La représentation de la Bayadère du vendredi 18 décembre donnait l’occasion de découvrir sur la scène parisienne deux solistes principaux du Mariinsky dans les rôles de Solor et de Nikiya : Kristina Shapran et Kimin Kim. Une distribution prestigieuse sur le papier, avec en bonus, Héloïse Bourdon en Gamzatti.
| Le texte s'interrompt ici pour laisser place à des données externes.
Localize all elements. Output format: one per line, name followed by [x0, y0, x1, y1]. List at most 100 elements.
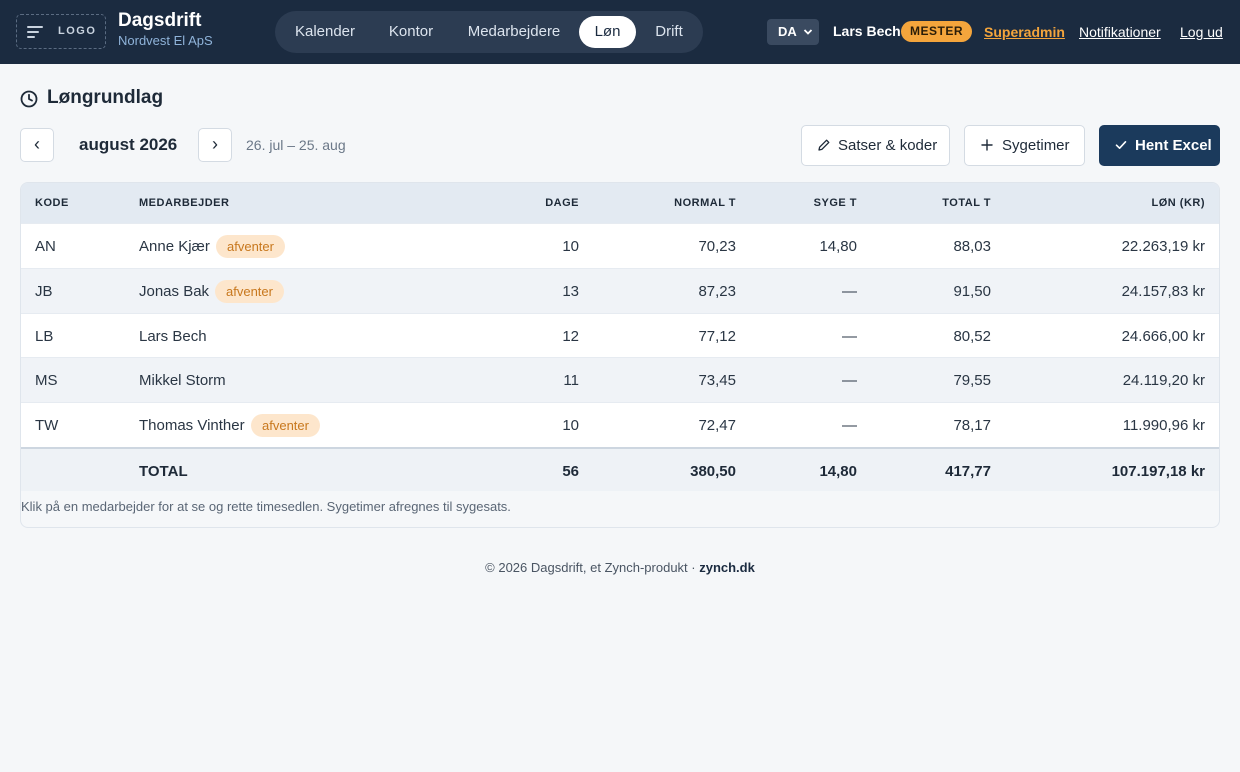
chevron-left-icon: ‹ — [34, 134, 40, 154]
totals-total-hours: 417,77 — [945, 463, 991, 480]
totals-row: TOTAL 56 380,50 14,80 417,77 107.197,18 … — [21, 447, 1219, 491]
export-excel-label: Hent Excel — [1135, 137, 1212, 154]
row-days: 13 — [562, 283, 579, 300]
sick-hours-label: Sygetimer — [1002, 137, 1070, 154]
pencil-icon — [818, 139, 830, 151]
nav-kalender[interactable]: Kalender — [281, 16, 369, 48]
company-name: Nordvest El ApS — [118, 33, 213, 48]
row-pay: 24.157,83 kr — [1121, 283, 1205, 300]
row-total-hours: 78,17 — [953, 417, 991, 434]
table-row[interactable]: AN Anne Kjær afventer 10 70,23 14,80 88,… — [21, 223, 1219, 268]
row-days: 10 — [562, 238, 579, 255]
totals-pay: 107.197,18 kr — [1111, 463, 1205, 480]
nav-lon[interactable]: Løn — [579, 16, 636, 48]
row-days: 12 — [562, 328, 579, 345]
totals-label: TOTAL — [139, 463, 188, 480]
table-row[interactable]: MS Mikkel Storm 11 73,45 — 79,55 24.119,… — [21, 357, 1219, 402]
column-employee: MEDARBEJDER — [139, 197, 230, 209]
row-pay: 24.666,00 kr — [1121, 328, 1205, 345]
row-employee-name: Anne Kjær — [139, 238, 210, 255]
row-total-hours: 91,50 — [953, 283, 991, 300]
table-header: KODE MEDARBEJDER DAGE NORMAL T SYGE T TO… — [21, 183, 1219, 223]
row-code: TW — [35, 417, 59, 434]
table-row[interactable]: TW Thomas Vinther afventer 10 72,47 — 78… — [21, 402, 1219, 447]
totals-sick-hours: 14,80 — [819, 463, 857, 480]
row-sick-hours: — — [842, 328, 857, 345]
sick-hours-button[interactable]: Sygetimer — [964, 125, 1085, 166]
main-nav: Kalender Kontor Medarbejdere Løn Drift — [275, 11, 703, 53]
row-total-hours: 88,03 — [953, 238, 991, 255]
totals-days: 56 — [562, 463, 579, 480]
row-normal-hours: 87,23 — [698, 283, 736, 300]
chevron-down-icon — [803, 19, 813, 56]
row-sick-hours: — — [842, 417, 857, 434]
superadmin-link[interactable]: Superadmin — [984, 24, 1065, 40]
logo-placeholder: LOGO — [58, 25, 97, 37]
column-pay: LØN (KR) — [1151, 197, 1205, 209]
row-normal-hours: 72,47 — [698, 417, 736, 434]
language-value: DA — [778, 24, 797, 39]
notifications-link[interactable]: Notifikationer — [1079, 24, 1161, 40]
logout-link[interactable]: Log ud — [1180, 24, 1223, 40]
row-normal-hours: 73,45 — [698, 372, 736, 389]
table-row[interactable]: JB Jonas Bak afventer 13 87,23 — 91,50 2… — [21, 268, 1219, 313]
nav-kontor[interactable]: Kontor — [375, 16, 447, 48]
role-badge: MESTER — [901, 21, 973, 42]
row-pay: 11.990,96 kr — [1122, 417, 1205, 434]
row-pay: 22.263,19 kr — [1121, 238, 1205, 255]
row-days: 10 — [562, 417, 579, 434]
nav-medarbejdere[interactable]: Medarbejdere — [453, 16, 575, 48]
table-row[interactable]: LB Lars Bech 12 77,12 — 80,52 24.666,00 … — [21, 313, 1219, 358]
table-hint: Klik på en medarbejder for at se og rett… — [21, 499, 511, 514]
brand-title: Dagsdrift — [118, 10, 202, 31]
column-sick-hours: SYGE T — [813, 197, 857, 209]
totals-normal-hours: 380,50 — [690, 463, 736, 480]
row-employee-name: Thomas Vinther — [139, 417, 245, 434]
status-badge: afventer — [215, 280, 284, 303]
row-sick-hours: — — [842, 283, 857, 300]
column-days: DAGE — [545, 197, 579, 209]
status-badge: afventer — [251, 414, 320, 437]
row-code: AN — [35, 238, 56, 255]
menu-logo-button[interactable]: LOGO — [16, 14, 106, 49]
chevron-right-icon: › — [212, 134, 218, 154]
plus-icon — [981, 139, 993, 151]
row-employee-name: Lars Bech — [139, 328, 207, 345]
nav-drift[interactable]: Drift — [641, 16, 697, 48]
page-title: Løngrundlag — [47, 87, 164, 108]
next-month-button[interactable]: › — [198, 128, 232, 162]
column-total-hours: TOTAL T — [942, 197, 991, 209]
row-normal-hours: 70,23 — [698, 238, 736, 255]
row-code: LB — [35, 328, 54, 345]
footer-link[interactable]: zynch.dk — [699, 560, 755, 575]
row-sick-hours: 14,80 — [819, 238, 857, 255]
footer-copyright: © 2026 Dagsdrift, et Zynch-produkt · — [485, 560, 700, 575]
footer: © 2026 Dagsdrift, et Zynch-produkt · zyn… — [0, 560, 1240, 575]
payroll-table: KODE MEDARBEJDER DAGE NORMAL T SYGE T TO… — [20, 182, 1220, 528]
period-range: 26. jul – 25. aug — [246, 137, 346, 153]
status-badge: afventer — [216, 235, 285, 258]
row-employee-name: Jonas Bak — [139, 283, 210, 300]
clock-icon — [20, 90, 38, 108]
row-total-hours: 80,52 — [953, 328, 991, 345]
row-total-hours: 79,55 — [953, 372, 991, 389]
language-select[interactable]: DA — [767, 19, 819, 45]
current-month: august 2026 — [79, 135, 178, 154]
column-normal-hours: NORMAL T — [674, 197, 736, 209]
row-code: JB — [35, 283, 53, 300]
hamburger-icon — [27, 26, 43, 38]
row-employee-name: Mikkel Storm — [139, 372, 226, 389]
row-pay: 24.119,20 kr — [1122, 372, 1205, 389]
user-name: Lars Bech — [833, 23, 901, 39]
row-sick-hours: — — [842, 372, 857, 389]
top-navigation-bar: LOGO Dagsdrift Nordvest El ApS Kalender … — [0, 0, 1240, 64]
column-code: KODE — [35, 197, 69, 209]
row-normal-hours: 77,12 — [698, 328, 736, 345]
previous-month-button[interactable]: ‹ — [20, 128, 54, 162]
export-excel-button[interactable]: Hent Excel — [1099, 125, 1220, 166]
row-days: 11 — [563, 372, 579, 389]
check-icon — [1115, 141, 1127, 149]
rates-codes-button[interactable]: Satser & koder — [801, 125, 950, 166]
row-code: MS — [35, 372, 58, 389]
rates-codes-label: Satser & koder — [838, 137, 938, 154]
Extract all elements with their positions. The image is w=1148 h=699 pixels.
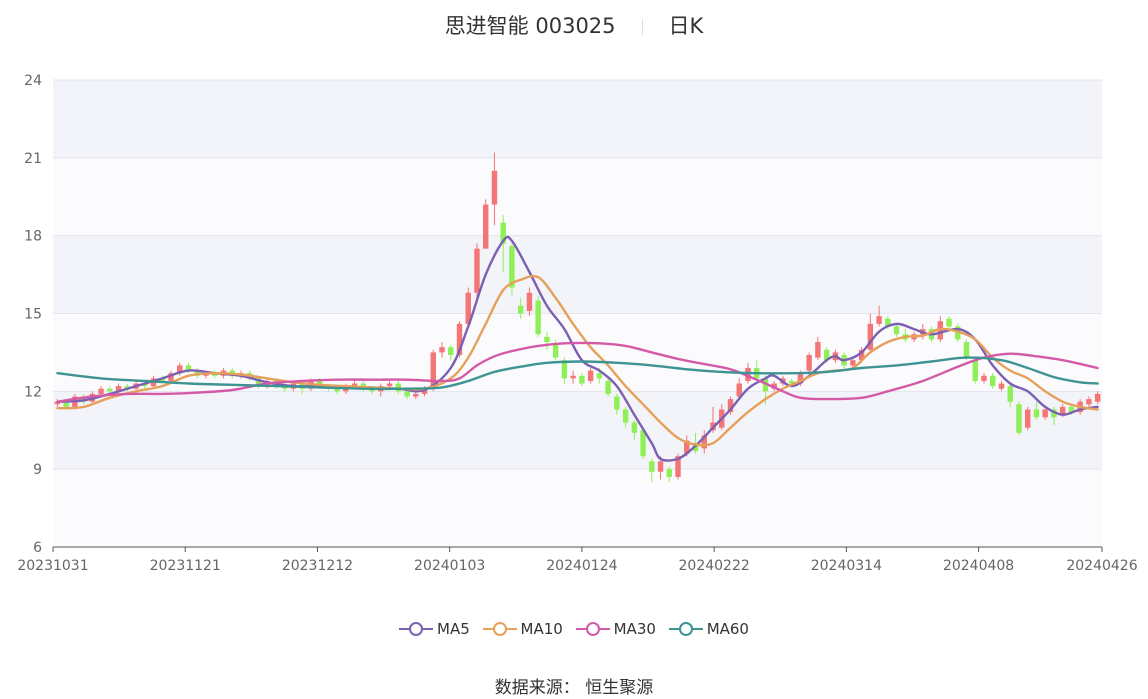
candle	[509, 243, 515, 296]
grid-band	[53, 391, 1102, 470]
y-tick-label: 6	[33, 540, 42, 556]
candle-body	[448, 347, 454, 356]
candle-body	[579, 375, 585, 384]
legend-ma30-icon	[575, 622, 610, 636]
legend-ma30[interactable]: MA30	[575, 620, 656, 638]
candle-body	[570, 375, 576, 379]
grid-band	[53, 235, 1102, 314]
candle-body	[666, 469, 672, 477]
candle-body	[972, 360, 978, 381]
candle-body	[893, 326, 900, 335]
candle-body	[946, 318, 952, 327]
candle-body	[614, 396, 620, 410]
grid-band	[53, 469, 1102, 547]
legend-ma10-label: MA10	[520, 620, 563, 638]
candle	[535, 295, 541, 337]
candle-body	[1033, 409, 1040, 418]
candle-body	[622, 409, 629, 423]
candle-body	[981, 375, 987, 381]
y-tick-label: 18	[24, 229, 42, 245]
y-tick-label: 24	[24, 73, 42, 89]
candle-body	[605, 380, 611, 394]
y-tick-label: 9	[33, 462, 42, 478]
candle-body	[98, 388, 104, 394]
grid-band	[53, 157, 1102, 236]
y-tick-label: 15	[24, 307, 42, 323]
legend-ma5[interactable]: MA5	[399, 620, 470, 638]
legend-ma5-icon	[399, 622, 433, 636]
candle-body	[1042, 409, 1048, 418]
candle-body	[386, 383, 393, 387]
candle-body	[552, 344, 559, 358]
x-tick-label: 20231212	[282, 558, 353, 574]
legend-ma60-icon	[668, 622, 703, 636]
candle-body	[596, 373, 603, 379]
candle	[806, 352, 812, 374]
x-tick-label: 20231031	[17, 558, 88, 574]
grid-band	[53, 80, 1102, 158]
candle-body	[413, 393, 419, 397]
candle-body	[963, 342, 970, 358]
candle-body	[535, 300, 541, 335]
x-tick-label: 20240426	[1066, 558, 1137, 574]
kline-chart[interactable]: 6 9 12 15 18 21 24 20231031 20231121 20231212 2024…	[0, 0, 1148, 610]
candle-body	[474, 248, 480, 293]
candle	[1024, 406, 1031, 431]
candle-body	[876, 316, 882, 324]
candle-body	[439, 347, 445, 353]
x-tick-label: 20240124	[546, 558, 617, 574]
candle-body	[1016, 404, 1022, 433]
candle-body	[107, 388, 113, 392]
candle-body	[1024, 409, 1031, 428]
candle	[605, 378, 611, 397]
x-tick-label: 20240314	[811, 558, 882, 574]
x-tick-label: 20240103	[414, 558, 485, 574]
candle-body	[544, 336, 550, 343]
candle-body	[806, 355, 812, 371]
data-source: 数据来源： 恒生聚源	[494, 678, 654, 698]
legend-ma60-label: MA60	[706, 620, 749, 638]
x-tick-label: 20240408	[943, 558, 1014, 574]
x-tick-label: 20231121	[150, 558, 221, 574]
y-tick-label: 12	[24, 384, 42, 400]
legend-ma5-label: MA5	[437, 620, 470, 638]
legend-ma30-label: MA30	[613, 620, 656, 638]
candle-body	[649, 461, 655, 472]
candle-body	[517, 305, 524, 314]
legend: MA5 MA10 MA30 MA60	[0, 620, 1148, 641]
candle-body	[1094, 393, 1101, 402]
legend-ma60[interactable]: MA60	[668, 620, 749, 638]
candle-body	[1086, 399, 1092, 405]
candle-body	[815, 342, 821, 358]
candle-body	[404, 391, 410, 397]
candle-body	[587, 370, 594, 381]
candle-body	[850, 360, 856, 366]
candle-body	[491, 170, 498, 205]
candle-body	[483, 204, 489, 249]
legend-ma10[interactable]: MA10	[482, 620, 563, 638]
candle-body	[631, 422, 638, 433]
candle	[1016, 401, 1022, 436]
candle	[483, 199, 489, 249]
candle-body	[1007, 386, 1013, 402]
candle	[474, 243, 480, 298]
candle-body	[657, 461, 664, 472]
candle-body	[990, 375, 996, 387]
legend-ma10-icon	[482, 622, 517, 636]
x-tick-label: 20240222	[679, 558, 750, 574]
candle-body	[998, 383, 1005, 389]
y-tick-label: 21	[24, 151, 42, 167]
candle-body	[526, 292, 533, 311]
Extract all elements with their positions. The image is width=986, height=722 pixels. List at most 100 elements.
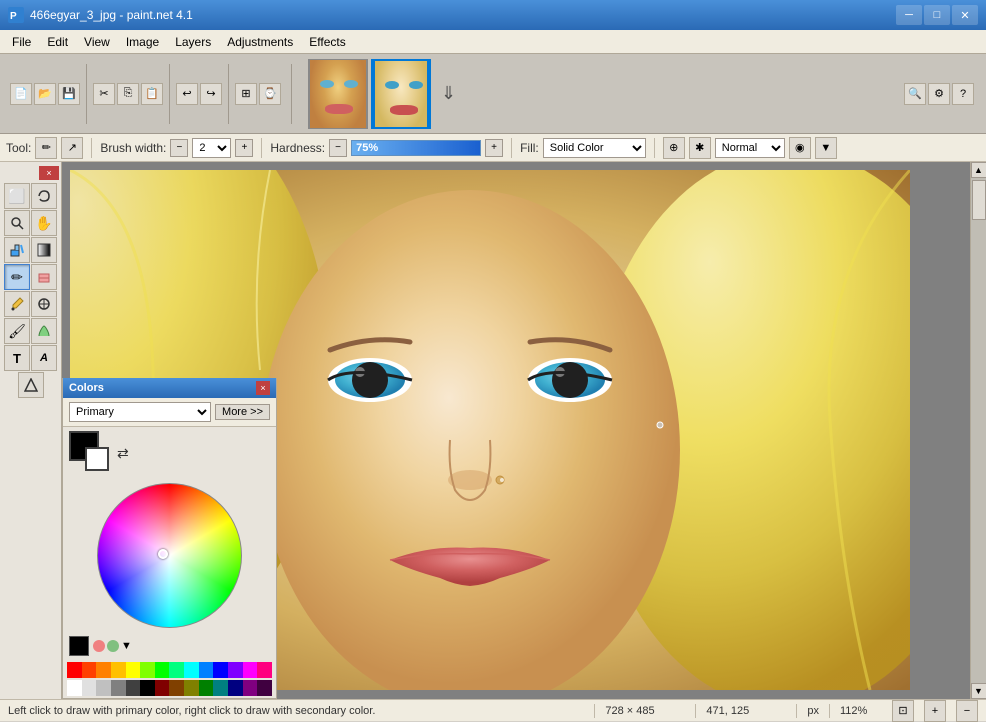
palette-cell[interactable]: [243, 662, 258, 678]
menu-image[interactable]: Image: [118, 33, 167, 51]
fill-select[interactable]: Solid Color Linear Gradient Radial Gradi…: [543, 138, 646, 158]
color-picker-btn[interactable]: [4, 291, 30, 317]
thumbnail-1[interactable]: [308, 59, 368, 129]
zoom-btn[interactable]: [4, 210, 30, 236]
palette-cell[interactable]: [243, 680, 258, 696]
palette-cell[interactable]: [126, 662, 141, 678]
colors-close-btn[interactable]: ×: [256, 381, 270, 395]
rectangle-select-btn[interactable]: ⬜: [4, 183, 30, 209]
palette-cell[interactable]: [184, 680, 199, 696]
text-btn[interactable]: T: [4, 345, 30, 371]
swap-colors-btn[interactable]: ⇄: [117, 445, 129, 462]
palette-cell[interactable]: [111, 680, 126, 696]
palette-cell[interactable]: [213, 680, 228, 696]
pan-btn[interactable]: ✋: [31, 210, 57, 236]
tool-arrow-btn[interactable]: ↗: [61, 137, 83, 159]
recolor-btn[interactable]: [31, 318, 57, 344]
antialiasing-btn[interactable]: ✱: [689, 137, 711, 159]
help-btn[interactable]: ?: [952, 83, 974, 105]
blend-mode-select[interactable]: Normal Multiply Screen Overlay Darken Li…: [715, 138, 785, 158]
zoom-in-btn[interactable]: +: [924, 700, 946, 722]
scroll-down-btn[interactable]: ▼: [971, 683, 986, 699]
palette-cell[interactable]: [184, 662, 199, 678]
minimize-button[interactable]: ─: [896, 5, 922, 25]
palette-cell[interactable]: [140, 662, 155, 678]
search-btn[interactable]: 🔍: [904, 83, 926, 105]
palette-cell[interactable]: [155, 662, 170, 678]
palette-cell[interactable]: [126, 680, 141, 696]
menu-layers[interactable]: Layers: [167, 33, 219, 51]
color-dots-btn[interactable]: ▼: [93, 640, 132, 652]
zoom-out-btn[interactable]: −: [956, 700, 978, 722]
thumbnail-2[interactable]: [371, 59, 431, 129]
palette-cell[interactable]: [213, 662, 228, 678]
more-colors-btn[interactable]: More >>: [215, 404, 270, 420]
tool-label: Tool:: [6, 141, 31, 155]
palette-cell[interactable]: [82, 680, 97, 696]
pencil-btn[interactable]: ✏: [4, 264, 30, 290]
settings-btn[interactable]: ⚙: [928, 83, 950, 105]
redo-btn[interactable]: ↪: [200, 83, 222, 105]
scrollbar-vertical[interactable]: ▲ ▼: [970, 162, 986, 699]
hardness-bar[interactable]: 75%: [351, 140, 481, 156]
hardness-minus[interactable]: −: [329, 139, 347, 157]
text-style-btn[interactable]: A: [31, 345, 57, 371]
palette-cell[interactable]: [257, 680, 272, 696]
palette-cell[interactable]: [228, 680, 243, 696]
paint-bucket-btn[interactable]: [4, 237, 30, 263]
shapes-btn[interactable]: [18, 372, 44, 398]
palette-cell[interactable]: [257, 662, 272, 678]
color-mode-select[interactable]: Primary Secondary: [69, 402, 211, 422]
palette-cell[interactable]: [67, 662, 82, 678]
close-button[interactable]: ✕: [952, 5, 978, 25]
palette-cell[interactable]: [111, 662, 126, 678]
brush-width-minus[interactable]: −: [170, 139, 188, 157]
black-swatch[interactable]: [69, 636, 89, 656]
eraser-btn[interactable]: [31, 264, 57, 290]
blend-icon[interactable]: ⊕: [663, 137, 685, 159]
open-btn[interactable]: 📂: [34, 83, 56, 105]
palette-cell[interactable]: [169, 680, 184, 696]
menu-edit[interactable]: Edit: [39, 33, 76, 51]
palette-cell[interactable]: [155, 680, 170, 696]
copy-btn[interactable]: ⎘: [117, 83, 139, 105]
history-btn[interactable]: ⌚: [259, 83, 281, 105]
palette-cell[interactable]: [169, 662, 184, 678]
opacity-btn[interactable]: ◉: [789, 137, 811, 159]
palette-cell[interactable]: [96, 680, 111, 696]
menu-adjustments[interactable]: Adjustments: [219, 33, 301, 51]
palette-cell[interactable]: [96, 662, 111, 678]
palette-cell[interactable]: [199, 662, 214, 678]
scroll-track[interactable]: [971, 178, 986, 683]
zoom-fit-btn[interactable]: ⊡: [892, 700, 914, 722]
save-btn[interactable]: 💾: [58, 83, 80, 105]
cut-btn[interactable]: ✂: [93, 83, 115, 105]
hardness-plus[interactable]: +: [485, 139, 503, 157]
grid-btn[interactable]: ⊞: [235, 83, 257, 105]
color-wheel[interactable]: [97, 483, 242, 628]
tool-pencil-btn[interactable]: ✏: [35, 137, 57, 159]
close-toolbox-btn[interactable]: ×: [39, 166, 59, 180]
palette-cell[interactable]: [82, 662, 97, 678]
maximize-button[interactable]: □: [924, 5, 950, 25]
new-btn[interactable]: 📄: [10, 83, 32, 105]
palette-cell[interactable]: [67, 680, 82, 696]
menu-file[interactable]: File: [4, 33, 39, 51]
brush-width-plus[interactable]: +: [235, 139, 253, 157]
menu-view[interactable]: View: [76, 33, 118, 51]
paste-btn[interactable]: 📋: [141, 83, 163, 105]
menu-effects[interactable]: Effects: [301, 33, 353, 51]
palette-cell[interactable]: [199, 680, 214, 696]
gradient-btn[interactable]: [31, 237, 57, 263]
secondary-color-swatch[interactable]: [85, 447, 109, 471]
scroll-up-btn[interactable]: ▲: [971, 162, 986, 178]
palette-cell[interactable]: [228, 662, 243, 678]
brush-width-select[interactable]: 2 4 6 8 10: [192, 138, 231, 158]
palette-cell[interactable]: [140, 680, 155, 696]
scroll-thumb[interactable]: [972, 180, 986, 220]
undo-btn[interactable]: ↩: [176, 83, 198, 105]
more-options-btn[interactable]: ▼: [815, 137, 837, 159]
brush-btn[interactable]: 🖌: [4, 318, 30, 344]
lasso-select-btn[interactable]: [31, 183, 57, 209]
clone-btn[interactable]: [31, 291, 57, 317]
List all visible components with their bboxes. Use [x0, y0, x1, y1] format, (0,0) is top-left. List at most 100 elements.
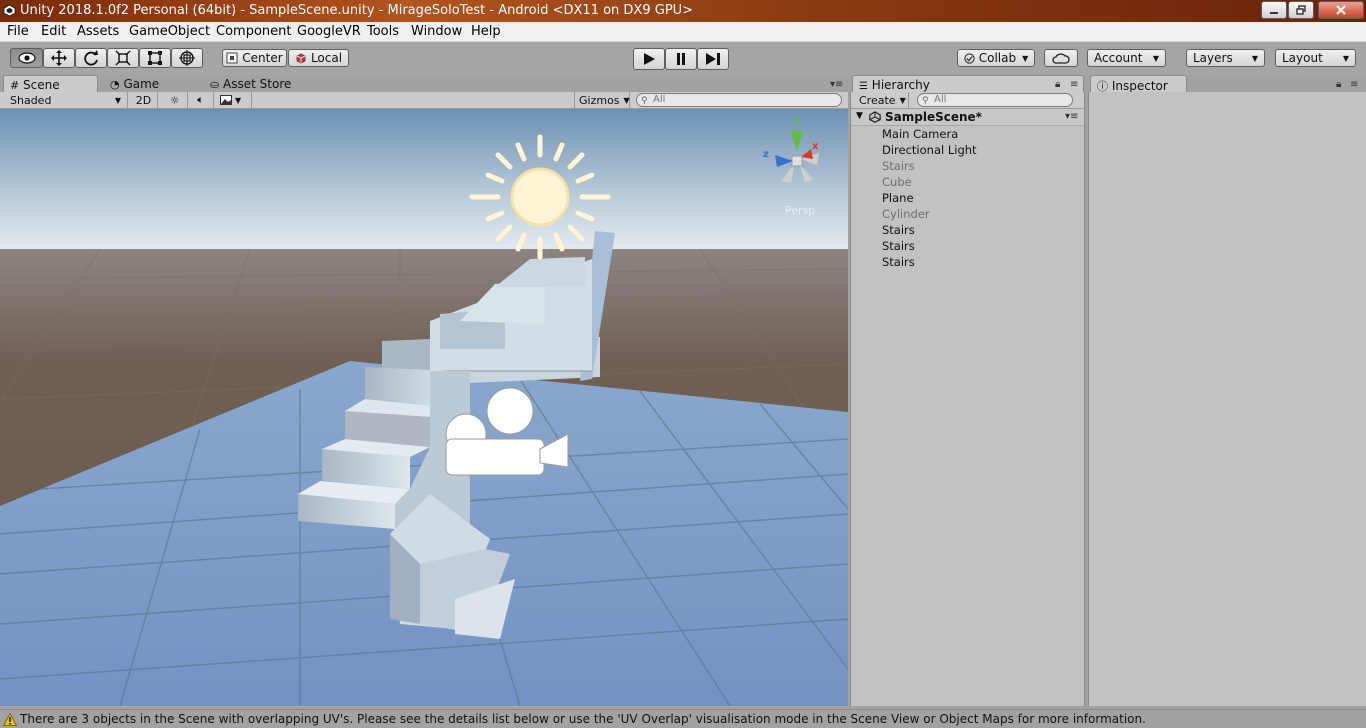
- step-icon: [706, 53, 720, 65]
- scene-tabbar: # Scene ◔ Game ⛀ Asset Store ▾≡: [0, 75, 848, 93]
- scene-name: SampleScene*: [885, 110, 982, 124]
- lock-icon[interactable]: 🔒︎: [1055, 79, 1060, 90]
- inspector-panel: [1088, 92, 1366, 706]
- rect-tool-button[interactable]: [139, 48, 171, 68]
- pivot-local-button[interactable]: Local: [288, 49, 349, 67]
- tab-asset-store[interactable]: ⛀ Asset Store: [204, 75, 297, 93]
- account-label: Account: [1094, 51, 1143, 65]
- eye-icon: [17, 52, 36, 64]
- shopping-bag-icon: ⛀: [210, 78, 220, 91]
- scene-root-row[interactable]: ▼ SampleScene* ▾≡: [851, 109, 1084, 126]
- hand-tool-button[interactable]: [10, 48, 43, 68]
- status-bar[interactable]: There are 3 objects in the Scene with ov…: [0, 709, 1366, 728]
- menu-edit[interactable]: Edit: [41, 24, 66, 39]
- local-space-icon: [296, 53, 306, 64]
- axis-label-y: y: [793, 115, 800, 126]
- speaker-icon: 🔈︎: [197, 93, 204, 106]
- panel-menu-icon[interactable]: ≡: [1070, 79, 1078, 90]
- hierarchy-item[interactable]: Cube: [882, 175, 912, 191]
- hierarchy-item[interactable]: Main Camera: [882, 127, 958, 143]
- list-icon: ☰: [859, 81, 868, 92]
- move-tool-button[interactable]: [43, 48, 75, 68]
- dropdown-arrow-icon: ▼: [1342, 53, 1349, 63]
- panel-menu-icon[interactable]: ▾≡: [830, 79, 843, 90]
- restore-icon: [1296, 5, 1306, 15]
- scale-icon: [115, 50, 131, 66]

Dès son entrée en scène, le soliste coréen – attendu par le public parisien –  donne le ton avec ce magnifique grand jeté où il semble comme suspendu dans les airs. La scène est son terrain de jeu, c’est indéniable. Kristina Shapran est quant à elle une Nikiya plus intérieure et toute en sensibilité. Leur premier pas de deux, un peu timide au départ, est dansé dans la version du Mariinsky. Après avoir incarnée, le rôle de la Bayadère sacrée la semaine précédente, Héloïse Bourdon se glissait dans la peau de la princesse Gamzatti. Et la danseuse, Nikiya dans l’âme, se métamorphose avec succès en princesse altière autoritaire et implacable. Illustration avec ce premier acte principalement fait de pantomime et avec la scène de la confrontation avec Nikiya où ses expressions rendant ses intentions très lisibles. Et il aura fallu de la volonté à Gamzatti pour faire tomber à terre Nikiya pour lui donner cette claque (un manque de fluidité certainement du au peu de répétitions).
Héloïse Bourdon, Kimin Kim et Kristina Shapran

Héloïse Bourdon, Kimin Kim et Kristina Shapran

L’acte des fiançailles de Gamzatti et Solor est l’occasion de revoir l’idole dorée bondissante de François Alu, l’indienne enflammée de Sabrina Mallem (toujours au top!), et dans le grand pas d’action, la danse ciselée d’Eléonore Guérineau (en violette) et la brillante Hannah O’Neill (en verte). La variation de Solor est une démonstration de technique et de virtuosité, Kimin Kim enchaîne les pirouettes à une allure folle et ne semble jamais toucher terre. S’il est époustouflant en solo, le danseur parait moins à son aise avec ses partenaires. Et le pas de deux avec Gamzatti manque de fluidité (ce qui s’explique à nouveau par le peu de répétitions). Héloïse Bourdon est de son côté superbe dans sa variation. Dommage que l’orchestre ne s’emballe trop dans les fouettés et n’en casse le rythme. L’acte II se termine sur une subtile variation du serpent, toute en nuances, interprétée par Kristina Shapran.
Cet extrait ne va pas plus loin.